Ed è visione troppo spesso dimenticata, anche dalla mentalità di tanti che si professano cristiani. L’attualità ci assorbe. Il presente sembra solo valere, sia come tempo, sia come quadro della vita che nel tempo si svolge; è una delle conseguenze della secolarizzazione, dell’orizzontalismo, dell’attualismo, dell’incredulità. Qui bisogna ben fare attenzione: anche il cristiano vive nel tempo; e del tempo, con tutti i suoi doveri e valori, egli deve fare grande calcolo, anzi più degli altri: è nel tempo che si compie l’esperimento, l’esame, per la sorte del suo futuro ed eterno destino, ed è nel tempo che si deve edificare la città terrena, sviluppata, giusta ed umana, nel suo progresso e nella sua storia, impegnandovi l’attività dei credenti, cittadini della terra; ma è altresì nel tempo che si annuncia e s’inizia il regno di Dio, che avrà oltre il tempo la sua pienezza. Occorre aver sempre presente allo spirito questa bivalenza del tempo per il cristiano: è dono presente, è promessa per il futuro; e l’attenzione a questa promessa fa sì che il dono presente non è svalutato; si bene è intensamente impiegato e saggiamente goduto (cfr. Gaudium et spes GS 39-40).

LA CHIESA PELLEGRINA

Una qualifica è ora in uso nel nostro linguaggio spirituale, la quale torna a proposito per questa esortazione di fine d’anno; la qualifica che raffigura tutti come «Chiesa pellegrina». È stupenda. È vera. Il Concilio la adopera molto spesso nei suoi documenti; e in una delle sue pagine più ispirate, piena di riferimenti scritturali, ci parla appunto della Chiesa pellegrina sulla terra, nel mondo e nel tempo, ma nell’instancabile tensione della manifestazione finale dei figli di Dio (Lumen Gentium LG 48-49).

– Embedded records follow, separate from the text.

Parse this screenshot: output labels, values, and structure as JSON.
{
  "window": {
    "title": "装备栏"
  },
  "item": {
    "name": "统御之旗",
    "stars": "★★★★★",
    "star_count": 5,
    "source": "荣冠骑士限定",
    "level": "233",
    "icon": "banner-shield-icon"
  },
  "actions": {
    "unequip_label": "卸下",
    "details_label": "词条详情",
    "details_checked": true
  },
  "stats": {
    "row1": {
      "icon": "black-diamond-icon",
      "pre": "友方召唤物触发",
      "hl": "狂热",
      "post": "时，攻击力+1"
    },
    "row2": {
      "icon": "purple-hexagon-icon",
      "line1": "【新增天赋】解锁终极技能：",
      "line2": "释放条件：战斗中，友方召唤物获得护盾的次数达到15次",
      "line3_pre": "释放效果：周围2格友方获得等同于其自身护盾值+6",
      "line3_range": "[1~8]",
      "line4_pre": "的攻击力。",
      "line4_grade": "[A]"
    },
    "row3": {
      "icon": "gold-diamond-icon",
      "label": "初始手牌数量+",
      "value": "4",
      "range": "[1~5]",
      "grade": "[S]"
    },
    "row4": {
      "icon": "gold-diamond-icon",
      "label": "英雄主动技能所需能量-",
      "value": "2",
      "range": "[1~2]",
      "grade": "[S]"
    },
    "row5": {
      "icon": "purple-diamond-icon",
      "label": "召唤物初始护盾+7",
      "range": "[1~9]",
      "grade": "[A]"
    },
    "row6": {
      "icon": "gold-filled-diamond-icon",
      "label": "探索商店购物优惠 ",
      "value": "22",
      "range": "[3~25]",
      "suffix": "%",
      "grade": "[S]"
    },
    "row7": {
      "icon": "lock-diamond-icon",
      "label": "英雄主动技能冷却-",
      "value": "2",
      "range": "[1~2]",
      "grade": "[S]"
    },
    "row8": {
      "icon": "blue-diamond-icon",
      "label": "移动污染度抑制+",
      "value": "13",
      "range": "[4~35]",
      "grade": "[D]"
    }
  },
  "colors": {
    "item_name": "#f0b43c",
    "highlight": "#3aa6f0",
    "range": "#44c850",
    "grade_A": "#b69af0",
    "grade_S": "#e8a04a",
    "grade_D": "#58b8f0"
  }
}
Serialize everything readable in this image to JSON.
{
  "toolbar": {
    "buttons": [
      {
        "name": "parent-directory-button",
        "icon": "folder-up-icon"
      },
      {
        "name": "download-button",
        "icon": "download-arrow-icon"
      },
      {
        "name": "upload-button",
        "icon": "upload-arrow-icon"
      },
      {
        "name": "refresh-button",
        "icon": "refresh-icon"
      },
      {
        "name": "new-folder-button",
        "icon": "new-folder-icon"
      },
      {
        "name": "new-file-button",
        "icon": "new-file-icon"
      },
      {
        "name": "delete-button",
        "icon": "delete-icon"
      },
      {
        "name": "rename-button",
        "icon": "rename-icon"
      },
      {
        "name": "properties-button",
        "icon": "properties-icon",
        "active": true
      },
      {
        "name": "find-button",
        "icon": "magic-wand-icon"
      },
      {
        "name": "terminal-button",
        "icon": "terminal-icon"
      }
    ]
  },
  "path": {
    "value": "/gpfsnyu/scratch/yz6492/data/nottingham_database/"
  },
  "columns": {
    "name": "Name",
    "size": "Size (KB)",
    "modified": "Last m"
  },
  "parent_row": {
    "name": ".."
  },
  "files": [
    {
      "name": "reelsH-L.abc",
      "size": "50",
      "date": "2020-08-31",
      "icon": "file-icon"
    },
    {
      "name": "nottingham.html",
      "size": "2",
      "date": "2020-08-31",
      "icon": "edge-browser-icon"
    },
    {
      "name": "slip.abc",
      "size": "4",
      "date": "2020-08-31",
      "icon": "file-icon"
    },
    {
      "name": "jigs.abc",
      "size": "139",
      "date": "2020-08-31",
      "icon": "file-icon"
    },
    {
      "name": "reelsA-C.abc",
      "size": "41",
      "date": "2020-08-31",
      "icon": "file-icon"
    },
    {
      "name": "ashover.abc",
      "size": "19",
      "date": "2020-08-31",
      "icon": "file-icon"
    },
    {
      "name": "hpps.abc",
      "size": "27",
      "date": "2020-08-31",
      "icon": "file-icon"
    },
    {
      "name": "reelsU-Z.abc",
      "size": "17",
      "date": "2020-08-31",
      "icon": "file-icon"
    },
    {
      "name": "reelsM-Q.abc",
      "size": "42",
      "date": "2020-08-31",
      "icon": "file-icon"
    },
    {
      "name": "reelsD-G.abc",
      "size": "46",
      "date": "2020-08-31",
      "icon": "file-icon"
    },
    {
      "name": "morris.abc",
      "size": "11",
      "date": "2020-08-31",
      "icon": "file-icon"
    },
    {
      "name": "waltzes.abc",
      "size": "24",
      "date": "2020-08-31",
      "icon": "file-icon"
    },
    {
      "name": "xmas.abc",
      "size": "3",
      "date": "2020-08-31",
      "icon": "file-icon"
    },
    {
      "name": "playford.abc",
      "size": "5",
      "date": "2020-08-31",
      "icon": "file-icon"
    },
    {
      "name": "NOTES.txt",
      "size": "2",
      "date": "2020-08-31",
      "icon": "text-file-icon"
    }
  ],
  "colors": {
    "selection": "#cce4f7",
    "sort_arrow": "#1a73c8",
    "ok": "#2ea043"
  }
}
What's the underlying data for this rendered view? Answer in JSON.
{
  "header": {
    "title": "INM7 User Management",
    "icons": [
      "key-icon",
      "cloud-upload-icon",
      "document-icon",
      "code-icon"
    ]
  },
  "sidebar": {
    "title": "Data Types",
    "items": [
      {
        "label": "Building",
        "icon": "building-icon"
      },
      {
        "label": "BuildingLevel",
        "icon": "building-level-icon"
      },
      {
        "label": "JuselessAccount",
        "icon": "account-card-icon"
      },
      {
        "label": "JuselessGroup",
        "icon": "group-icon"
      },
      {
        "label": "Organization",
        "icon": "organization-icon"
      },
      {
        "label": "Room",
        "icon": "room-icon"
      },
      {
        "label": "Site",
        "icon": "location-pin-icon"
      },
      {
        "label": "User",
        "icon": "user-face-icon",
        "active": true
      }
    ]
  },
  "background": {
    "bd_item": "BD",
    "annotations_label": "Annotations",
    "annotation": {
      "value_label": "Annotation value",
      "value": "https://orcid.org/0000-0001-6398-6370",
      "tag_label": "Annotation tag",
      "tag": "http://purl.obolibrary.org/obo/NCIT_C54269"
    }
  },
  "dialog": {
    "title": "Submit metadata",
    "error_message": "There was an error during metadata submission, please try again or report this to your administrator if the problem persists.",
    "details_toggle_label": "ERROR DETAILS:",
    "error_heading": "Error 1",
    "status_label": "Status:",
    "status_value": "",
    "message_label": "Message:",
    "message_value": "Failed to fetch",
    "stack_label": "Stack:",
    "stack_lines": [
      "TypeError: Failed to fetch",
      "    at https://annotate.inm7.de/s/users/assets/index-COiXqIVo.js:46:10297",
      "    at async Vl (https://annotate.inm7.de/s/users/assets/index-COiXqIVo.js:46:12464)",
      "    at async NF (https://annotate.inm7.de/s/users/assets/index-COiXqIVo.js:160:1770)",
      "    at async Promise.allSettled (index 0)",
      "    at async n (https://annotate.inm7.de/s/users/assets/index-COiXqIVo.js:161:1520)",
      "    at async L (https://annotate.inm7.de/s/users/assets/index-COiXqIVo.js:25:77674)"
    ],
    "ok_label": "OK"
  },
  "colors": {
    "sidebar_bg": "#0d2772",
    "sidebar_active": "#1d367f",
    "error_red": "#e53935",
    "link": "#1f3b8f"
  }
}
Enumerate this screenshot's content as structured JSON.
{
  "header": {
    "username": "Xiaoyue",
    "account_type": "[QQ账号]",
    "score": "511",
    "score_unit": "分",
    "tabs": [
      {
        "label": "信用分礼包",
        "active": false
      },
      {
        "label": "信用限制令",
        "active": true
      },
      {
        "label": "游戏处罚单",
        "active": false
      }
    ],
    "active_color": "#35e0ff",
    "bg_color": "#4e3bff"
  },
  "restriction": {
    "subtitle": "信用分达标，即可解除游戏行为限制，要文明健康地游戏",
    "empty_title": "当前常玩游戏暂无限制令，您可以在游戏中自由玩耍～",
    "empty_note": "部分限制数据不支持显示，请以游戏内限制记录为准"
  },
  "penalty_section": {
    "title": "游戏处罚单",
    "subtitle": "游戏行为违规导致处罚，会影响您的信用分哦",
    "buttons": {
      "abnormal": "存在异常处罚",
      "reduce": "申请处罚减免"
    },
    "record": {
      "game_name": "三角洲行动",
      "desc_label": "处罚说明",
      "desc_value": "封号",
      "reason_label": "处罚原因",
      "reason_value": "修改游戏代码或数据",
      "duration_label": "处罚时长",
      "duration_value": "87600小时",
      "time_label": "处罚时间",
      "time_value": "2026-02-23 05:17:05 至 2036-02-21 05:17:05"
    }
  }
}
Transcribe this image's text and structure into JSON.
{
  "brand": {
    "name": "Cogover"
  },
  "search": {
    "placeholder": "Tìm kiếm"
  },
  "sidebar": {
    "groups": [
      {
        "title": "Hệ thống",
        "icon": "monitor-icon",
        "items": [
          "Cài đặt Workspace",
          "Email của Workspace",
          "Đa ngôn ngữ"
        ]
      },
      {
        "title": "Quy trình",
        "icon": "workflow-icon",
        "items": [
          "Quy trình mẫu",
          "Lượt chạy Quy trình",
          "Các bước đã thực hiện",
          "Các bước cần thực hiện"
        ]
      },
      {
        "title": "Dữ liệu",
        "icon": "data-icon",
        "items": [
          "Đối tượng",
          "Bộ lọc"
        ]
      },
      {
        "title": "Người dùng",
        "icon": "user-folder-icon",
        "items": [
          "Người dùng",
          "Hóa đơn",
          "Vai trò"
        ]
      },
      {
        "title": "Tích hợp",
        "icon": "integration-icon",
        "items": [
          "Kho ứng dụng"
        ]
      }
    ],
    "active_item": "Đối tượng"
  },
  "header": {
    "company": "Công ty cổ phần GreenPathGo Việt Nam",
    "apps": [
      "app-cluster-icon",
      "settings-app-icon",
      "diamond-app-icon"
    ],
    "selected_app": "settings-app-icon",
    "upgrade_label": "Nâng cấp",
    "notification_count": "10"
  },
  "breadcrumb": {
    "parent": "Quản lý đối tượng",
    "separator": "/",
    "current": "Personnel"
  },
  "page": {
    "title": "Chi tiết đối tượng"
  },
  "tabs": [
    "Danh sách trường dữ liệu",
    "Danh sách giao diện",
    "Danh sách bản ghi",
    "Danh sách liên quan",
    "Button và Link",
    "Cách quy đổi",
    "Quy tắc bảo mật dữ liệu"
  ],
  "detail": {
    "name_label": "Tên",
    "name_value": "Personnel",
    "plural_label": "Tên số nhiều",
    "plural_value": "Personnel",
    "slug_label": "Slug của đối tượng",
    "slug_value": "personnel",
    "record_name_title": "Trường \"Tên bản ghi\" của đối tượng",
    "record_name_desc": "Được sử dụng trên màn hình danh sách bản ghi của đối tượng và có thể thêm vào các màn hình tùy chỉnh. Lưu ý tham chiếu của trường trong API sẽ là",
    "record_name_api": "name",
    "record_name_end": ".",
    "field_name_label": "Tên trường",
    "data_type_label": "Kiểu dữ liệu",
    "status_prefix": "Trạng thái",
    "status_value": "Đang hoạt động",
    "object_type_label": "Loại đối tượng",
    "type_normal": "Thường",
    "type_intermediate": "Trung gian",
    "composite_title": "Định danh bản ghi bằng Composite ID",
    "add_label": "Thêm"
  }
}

Questa valutazione del tempo e questa visione dei cristiani viandanti verso una meta, che lo trascende e che si realizza oltre quel terribile confine, ch’è per noi la morte temporale, siano davanti alla nostra coscienza continuamente, ci ammoniscano a purificare con salutari ricordi la vita passata, e ad accogliere, come un dono dall’alto e come all’alto un invito, il tempo che viene, il quale ancora è concesso al nostro transito nella fugace scena del mondo (1Co 7,31).

Buon anno dunque nel Signore, con la Nostra Benedizione.